Pourtant il se trouva que le champi entrait dans ses dix-sept ans, et que madame Sévère trouva qu'il était diablement beau garçon. Il ne ressemblait pas aux autres enfants de campagne, qui sont trapus et comme tassés à cet âge-là, et qui ne font mine de se dénouer et de devenir quelque chose que deux ou trois ans plus tard. Lui, il était déjà grand, bien bâti ; il avait la peau blanche, même en temps de moisson, et des cheveux tout frisés qui étaient comme brunets à la racine et finissaient en couleur d'or.
... Est-ce comme ça que vous les aimez, dame Monique ? les cheveux, je dis, sans aucunement parler des garçons.

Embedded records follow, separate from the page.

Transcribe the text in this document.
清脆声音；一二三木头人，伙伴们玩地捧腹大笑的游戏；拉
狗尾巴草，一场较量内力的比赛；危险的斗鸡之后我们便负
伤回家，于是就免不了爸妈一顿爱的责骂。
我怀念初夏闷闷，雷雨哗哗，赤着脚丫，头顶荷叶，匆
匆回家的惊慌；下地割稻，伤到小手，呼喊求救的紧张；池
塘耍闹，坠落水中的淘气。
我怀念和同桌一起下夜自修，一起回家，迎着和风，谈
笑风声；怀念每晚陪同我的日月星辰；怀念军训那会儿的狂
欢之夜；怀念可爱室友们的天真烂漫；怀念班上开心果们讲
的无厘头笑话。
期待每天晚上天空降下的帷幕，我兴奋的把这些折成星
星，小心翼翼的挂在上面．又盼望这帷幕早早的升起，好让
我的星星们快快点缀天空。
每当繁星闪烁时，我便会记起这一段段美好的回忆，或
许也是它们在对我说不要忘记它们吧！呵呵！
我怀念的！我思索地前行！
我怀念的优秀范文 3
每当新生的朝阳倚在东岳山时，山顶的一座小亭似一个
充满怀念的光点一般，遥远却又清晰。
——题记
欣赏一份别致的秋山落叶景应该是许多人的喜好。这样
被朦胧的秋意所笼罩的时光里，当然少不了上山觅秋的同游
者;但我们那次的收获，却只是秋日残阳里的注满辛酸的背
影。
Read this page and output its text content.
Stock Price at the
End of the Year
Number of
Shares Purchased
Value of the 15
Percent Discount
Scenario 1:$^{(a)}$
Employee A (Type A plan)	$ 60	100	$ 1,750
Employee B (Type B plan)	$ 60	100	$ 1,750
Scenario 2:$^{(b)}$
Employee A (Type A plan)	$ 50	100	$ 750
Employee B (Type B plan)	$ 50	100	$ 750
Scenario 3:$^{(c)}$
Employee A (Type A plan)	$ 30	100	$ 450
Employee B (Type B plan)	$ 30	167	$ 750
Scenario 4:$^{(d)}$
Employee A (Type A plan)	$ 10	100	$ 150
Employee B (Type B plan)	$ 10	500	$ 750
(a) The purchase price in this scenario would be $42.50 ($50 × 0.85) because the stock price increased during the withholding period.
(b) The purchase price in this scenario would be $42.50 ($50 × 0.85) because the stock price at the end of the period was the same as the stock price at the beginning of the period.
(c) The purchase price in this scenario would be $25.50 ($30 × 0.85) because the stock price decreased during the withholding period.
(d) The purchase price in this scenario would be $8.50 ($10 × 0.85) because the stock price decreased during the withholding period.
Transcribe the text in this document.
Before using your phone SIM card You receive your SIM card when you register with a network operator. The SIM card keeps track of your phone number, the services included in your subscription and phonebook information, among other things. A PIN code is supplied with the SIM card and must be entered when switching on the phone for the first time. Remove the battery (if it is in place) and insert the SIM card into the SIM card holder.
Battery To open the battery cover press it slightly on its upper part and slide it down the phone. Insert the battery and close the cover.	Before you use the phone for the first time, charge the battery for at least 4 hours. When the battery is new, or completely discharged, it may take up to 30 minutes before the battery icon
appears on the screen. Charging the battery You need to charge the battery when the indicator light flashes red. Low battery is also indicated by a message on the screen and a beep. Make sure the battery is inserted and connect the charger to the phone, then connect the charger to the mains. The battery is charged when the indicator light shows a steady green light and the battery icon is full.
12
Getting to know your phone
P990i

-- Ça ne vous regarde pas, répondit la servante du curé. Dites votre histoire.

-- Il était toujours pauvrement habillé, mais il aimait la propreté, comme Madeleine Blanchet le lui avait appris ; et tel qu'il était, il avait un air qu'on ne trouvait point aux autres. La Sévère vit tout cela petit à petit, et enfin elle le vit si bien, qu'elle se mit en tête de le dégourdir un peu. Elle n'avait point de préjugés, et quand elle entendait dire : " C'est dommage qu'un si beau gars soit un champi ", elle répondait : " Les champis ont moyen d'être beaux, puisque c'est l'amour qui les a mis dans le monde. "

Voilà ce qu'elle inventa pour se trouver avec lui. Elle fit boire Blanchet plus que de raison à la foire de Saint-Denis-de-Jouhet, et quand elle vit qu'il n'était plus capable de mettre un pied devant l'autre, elle le recommanda à ses amis de l'endroit pour qu'on le fit coucher. Et alors elle dit à François, qui était venu là avec son maître pour conduire des bêtes en foire :

-- Petit, je laisse ma jument à ton maître pour revenir demain matin ; toi, tu vas monter sur la sienne et me prendre en croupe pour me ramener chez moi.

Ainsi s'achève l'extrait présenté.